An 81-year-old woman with history of essential thrombocythemia presented with an intermittent, relapsing and remitting subjective fevers of four days with max temperature measured at home of 103.3 F with associated chills and myalgias. Medications included hydroxyurea 500mg once daily, pantoprazole 40mg once daily, statin 40mg once daily. She denied alcohol use or other illicit substance use. A complete physical exam was benign with no right upper quadrant tenderness. On routine labs, she was found to have elevated transaminases with aspartate transaminase (AST) of 931 and alanine transaminase (ALT) of 650. She had been taking acetaminophen 1000mg three time daily for her fevers with minimal response. Acetaminophen level was 26 mcg/mL on presentation. All home medications were held on admission. Her fever resolved while. A full workup for her fever and elevated transaminases was done including blood culture, urine analysis, chest x-ray, doppler u/s of liver, abdominal ultrasound, CT angiogram with and without contrast of chest/abdomen/pelvis that was unrevealing. The patient had a history of essential thrombocythemia with JAK2v617f mutation diagnosed two months prior to admission with a platelet count peak of 788,000. Hydroxyurea therapy was initiated 23 days prior to hospitalization and 19 days prior to subjective fevers. Her AST and ALT down trended after initial peak on day 2 of admission, but her alkaline phosphatase level gradually increased. After a thorough workup including detailed history, physical exam, extensive lab work and imaging, a diagnosis of adverse drug reaction to hydroxyurea was made causing her intermittent fevers and acute hepatitis picture. Two weeks later, the patient was considering restarting hydroxyurea because other options were not feasible for her essential thrombocythemia, and we are continuing to monitor her closely for recurrence of fevers and elevated transaminases if she does restart hydroxyurea.

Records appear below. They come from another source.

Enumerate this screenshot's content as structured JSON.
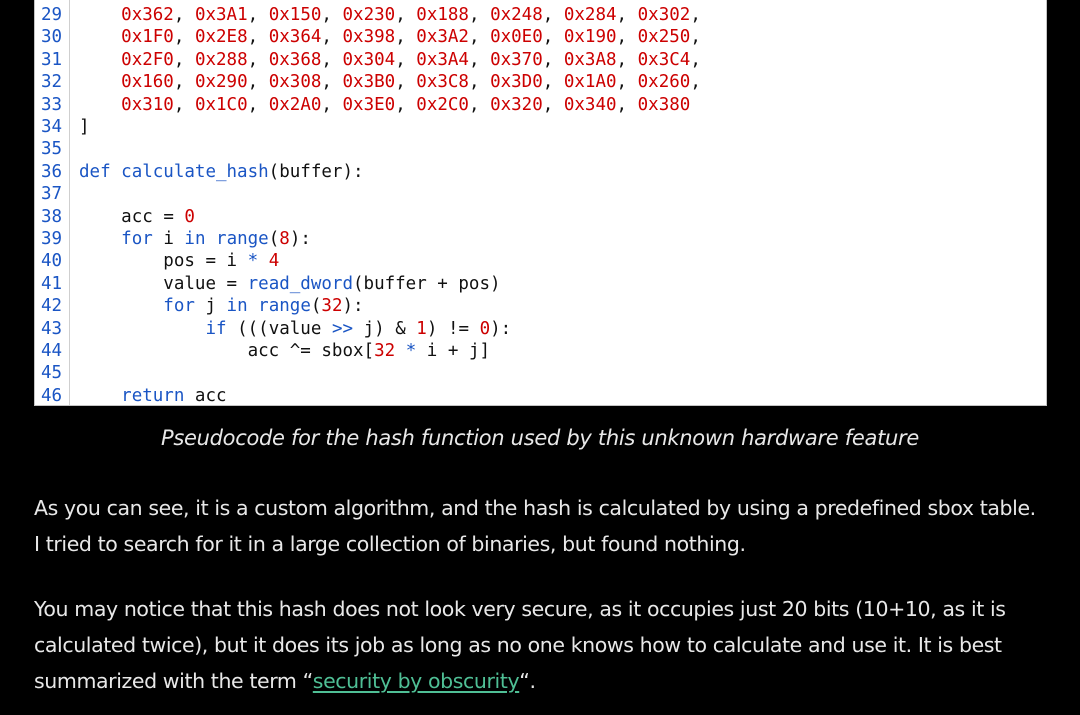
{
  "code": {
    "lines": [
      {
        "no": "29",
        "text": "    0x362, 0x3A1, 0x150, 0x230, 0x188, 0x248, 0x284, 0x302,"
      },
      {
        "no": "30",
        "text": "    0x1F0, 0x2E8, 0x364, 0x398, 0x3A2, 0x0E0, 0x190, 0x250,"
      },
      {
        "no": "31",
        "text": "    0x2F0, 0x288, 0x368, 0x304, 0x3A4, 0x370, 0x3A8, 0x3C4,"
      },
      {
        "no": "32",
        "text": "    0x160, 0x290, 0x308, 0x3B0, 0x3C8, 0x3D0, 0x1A0, 0x260,"
      },
      {
        "no": "33",
        "text": "    0x310, 0x1C0, 0x2A0, 0x3E0, 0x2C0, 0x320, 0x340, 0x380"
      },
      {
        "no": "34",
        "text": "]"
      },
      {
        "no": "35",
        "text": ""
      },
      {
        "no": "36",
        "text": "def calculate_hash(buffer):"
      },
      {
        "no": "37",
        "text": ""
      },
      {
        "no": "38",
        "text": "    acc = 0"
      },
      {
        "no": "39",
        "text": "    for i in range(8):"
      },
      {
        "no": "40",
        "text": "        pos = i * 4"
      },
      {
        "no": "41",
        "text": "        value = read_dword(buffer + pos)"
      },
      {
        "no": "42",
        "text": "        for j in range(32):"
      },
      {
        "no": "43",
        "text": "            if (((value >> j) & 1) != 0):"
      },
      {
        "no": "44",
        "text": "                acc ^= sbox[32 * i + j]"
      },
      {
        "no": "45",
        "text": ""
      },
      {
        "no": "46",
        "text": "    return acc"
      }
    ]
  },
  "caption": "Pseudocode for the hash function used by this unknown hardware feature",
  "paragraph1": "As you can see, it is a custom algorithm, and the hash is calculated by using a predefined sbox table. I tried to search for it in a large collection of binaries, but found nothing.",
  "paragraph2": {
    "before": "You may notice that this hash does not look very secure, as it occupies just 20 bits (10+10, as it is calculated twice), but it does its job as long as no one knows how to calculate and use it. It is best summarized with the term “",
    "link": "security by obscurity",
    "after": "“."
  },
  "colors": {
    "background": "#000000",
    "code_background": "#ffffff",
    "keyword": "#1a55c4",
    "number": "#cc0000",
    "link": "#4fbf95",
    "text": "#e8e8e8"
  }
}
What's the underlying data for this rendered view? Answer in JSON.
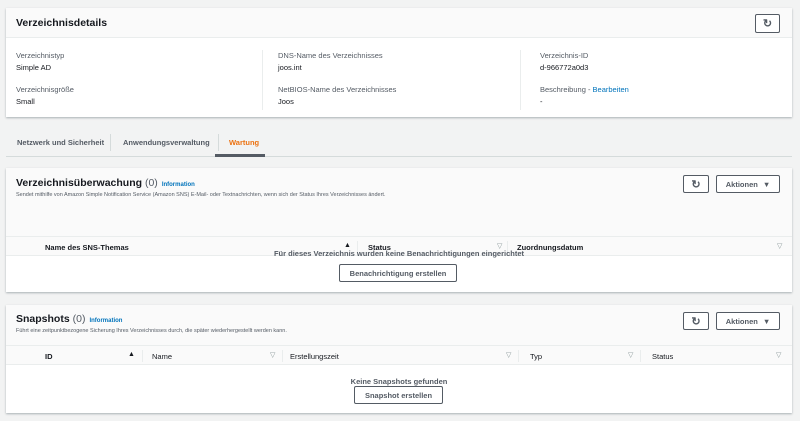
{
  "details": {
    "title": "Verzeichnisdetails",
    "fields": [
      {
        "label": "Verzeichnistyp",
        "value": "Simple AD"
      },
      {
        "label": "DNS-Name des Verzeichnisses",
        "value": "joos.int"
      },
      {
        "label": "Verzeichnis-ID",
        "value": "d-966772a0d3"
      },
      {
        "label": "Verzeichnisgröße",
        "value": "Small"
      },
      {
        "label": "NetBIOS-Name des Verzeichnisses",
        "value": "Joos"
      },
      {
        "label": "Beschreibung",
        "value": "-"
      }
    ],
    "desc_sep": " - ",
    "edit_link": "Bearbeiten"
  },
  "tabs": [
    {
      "label": "Netzwerk und Sicherheit"
    },
    {
      "label": "Anwendungsverwaltung"
    },
    {
      "label": "Wartung",
      "active": true
    }
  ],
  "monitoring": {
    "title": "Verzeichnisüberwachung",
    "count": "(0)",
    "info": "Information",
    "description": "Sendet mithilfe von Amazon Simple Notification Service (Amazon SNS) E-Mail- oder Textnachrichten, wenn sich der Status Ihres Verzeichnisses ändert.",
    "actions": "Aktionen",
    "columns": [
      "Name des SNS-Themas",
      "Status",
      "Zuordnungsdatum"
    ],
    "empty": "Für dieses Verzeichnis wurden keine Benachrichtigungen eingerichtet",
    "create": "Benachrichtigung erstellen"
  },
  "snapshots": {
    "title": "Snapshots",
    "count": "(0)",
    "info": "Information",
    "description": "Führt eine zeitpunktbezogene Sicherung Ihres Verzeichnisses durch, die später wiederhergestellt werden kann.",
    "actions": "Aktionen",
    "columns": [
      "ID",
      "Name",
      "Erstellungszeit",
      "Typ",
      "Status"
    ],
    "empty": "Keine Snapshots gefunden",
    "create": "Snapshot erstellen"
  },
  "colors": {
    "accent": "#ec7211",
    "link": "#0073bb"
  }
}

Discussion: Hydroxyurea is almost 150 years old and is the standard of care in essential thrombocythemia, polycythemia vera and sickle cell disease. There are few case reports and papers describing drug fever with acute hepatitis related to hydroxyurea but has been seen to cause severe illness and even death and should be recognized by medical providers. The second- and third-line options for treatment of essential thrombocythemia are much more costly and have more severe adverse effects, however restarting hydroxyurea resulted in return of fevers in cases previously described.

Conclusions: This drug reaction, although rare according to limited literature, is an extremely significant one that can be life threatening. In a drug that is viewed as extremely safe and has been around for a century and a half, these side effects need to be reported because of limited alternative treatment for certain diseases in which Hydroxyurea is the first-line drug of choice.